Мы выходим к кирпичным двухэтажным домам. На одном вывеска: «Шиномонтаж». На другом — «Баня “Боярская”». Чуть дальше — корпуса завода.
У бани толпится компания. Эти люди вовсе не похожи на бояр. Они лысые, краснорожие, с пивными бутылками в руках. Одни сидят на корточках, другие курят и шумно разговаривают. Причем непонятно — то ли это дружеская беседа, то ли ссора. Они смеются, но интонации грубые, агрессивные.
Замечают нас, поворачивают головы и замолкают. Как хищники встречают чужаков, вторгшихся на их территорию.
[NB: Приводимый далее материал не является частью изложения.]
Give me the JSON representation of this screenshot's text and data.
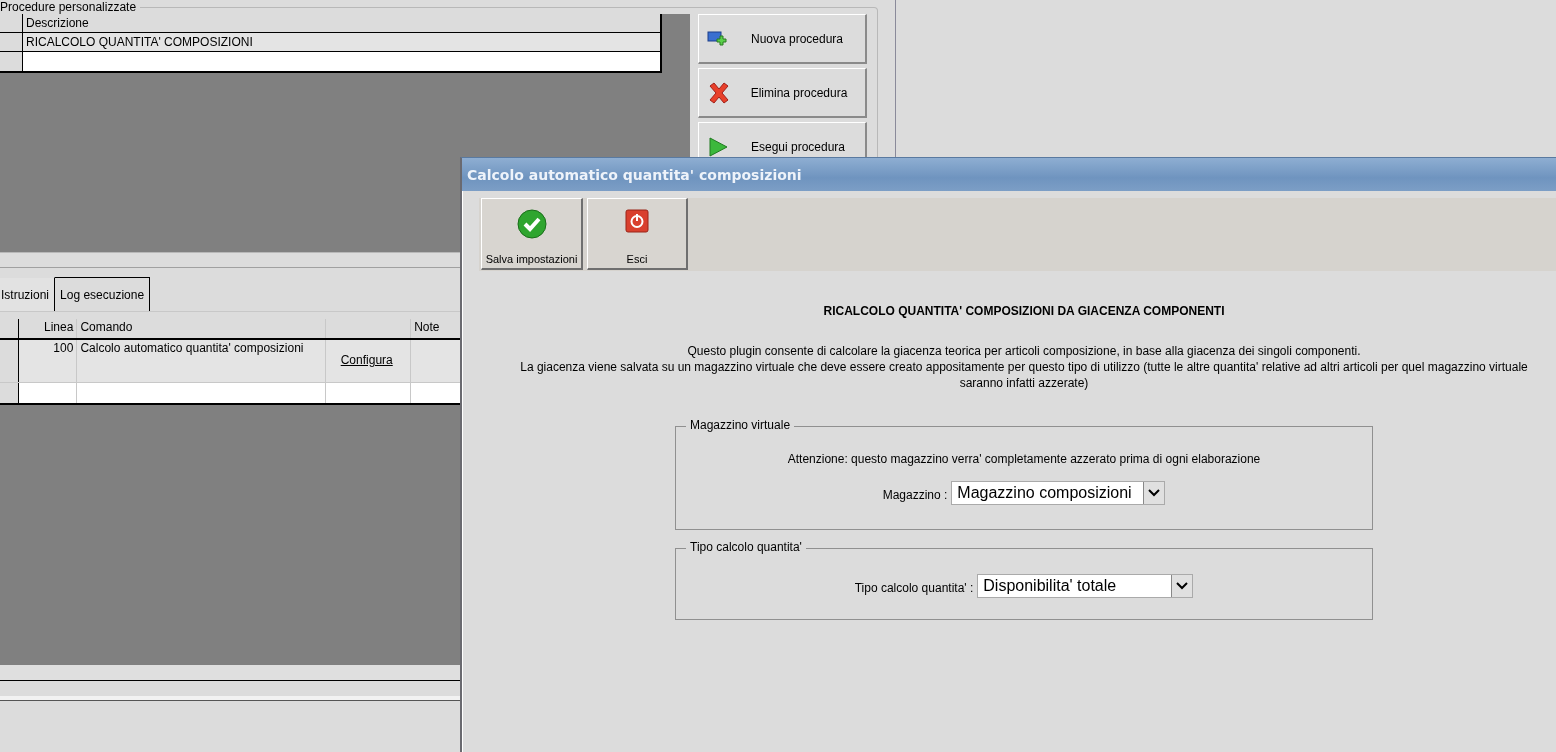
{
  "background": {
    "group_title": "Procedure personalizzate",
    "procedures_table": {
      "columns": [
        "Descrizione"
      ],
      "rows": [
        {
          "cells": [
            "RICALCOLO QUANTITA' COMPOSIZIONI"
          ],
          "selected": true
        }
      ]
    },
    "actions": [
      {
        "label": "Nuova procedura",
        "kind": "add"
      },
      {
        "label": "Elimina procedura",
        "kind": "delete"
      },
      {
        "label": "Esegui procedura",
        "kind": "run"
      }
    ],
    "tabs": [
      {
        "label": "Istruzioni",
        "selected": true
      },
      {
        "label": "Log esecuzione",
        "selected": false
      }
    ],
    "instructions_table": {
      "columns": [
        {
          "kind": "number",
          "label": "Linea"
        },
        {
          "kind": "text",
          "label": "Comando"
        },
        {
          "kind": "action"
        },
        {
          "kind": "text",
          "label": "Note"
        }
      ],
      "rows": [
        {
          "cells": [
            "100",
            "Calcolo automatico quantita' composizioni",
            "Configura",
            null
          ]
        }
      ]
    }
  },
  "dialog": {
    "title": "Calcolo automatico quantita' composizioni",
    "toolbar": [
      {
        "label": "Salva impostazioni",
        "kind": "save"
      },
      {
        "label": "Esci",
        "kind": "exit"
      }
    ],
    "heading": "RICALCOLO QUANTITA' COMPOSIZIONI DA GIACENZA COMPONENTI",
    "description": [
      "Questo plugin consente di calcolare la giacenza teorica per articoli composizione, in base alla giacenza dei singoli componenti.",
      "La giacenza viene salvata su un magazzino virtuale che deve essere creato appositamente per questo tipo di utilizzo (tutte le altre quantita' relative ad altri articoli per quel magazzino virtuale saranno infatti azzerate)"
    ],
    "groups": [
      {
        "title": "Magazzino virtuale",
        "note": "Attenzione: questo magazzino verra' completamente azzerato prima di ogni elaborazione",
        "field": {
          "label": "Magazzino :",
          "value": "Magazzino composizioni"
        }
      },
      {
        "title": "Tipo calcolo quantita'",
        "field": {
          "label": "Tipo calcolo quantita' :",
          "value": "Disponibilita' totale"
        }
      }
    ]
  }
}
Чувствую опасность. От волнения у меня напрягаются мышцы на спине. Спотыкаюсь, но иду, стараясь делать вид, что не замечаю оценивающих взглядов и не слышу похабного посвиста в мой адрес.
А Ремезов идет себе, в ус не дует.
— Родион Романович, мы им не нравимся, — шепчу онемевшими губами. — Сейчас нам что-нибудь предъявят по понятиям. Держите телефон наготове, чтобы полицию вызвать.
— Да бросьте, Татьяна! Нормальные мужики. Попарились в баньке и вышли подышать свежим воздухом.
— Они пьяные и злые!
— Они веселые и расслабленные. Успокойтесь, все под контролем. Я с вами.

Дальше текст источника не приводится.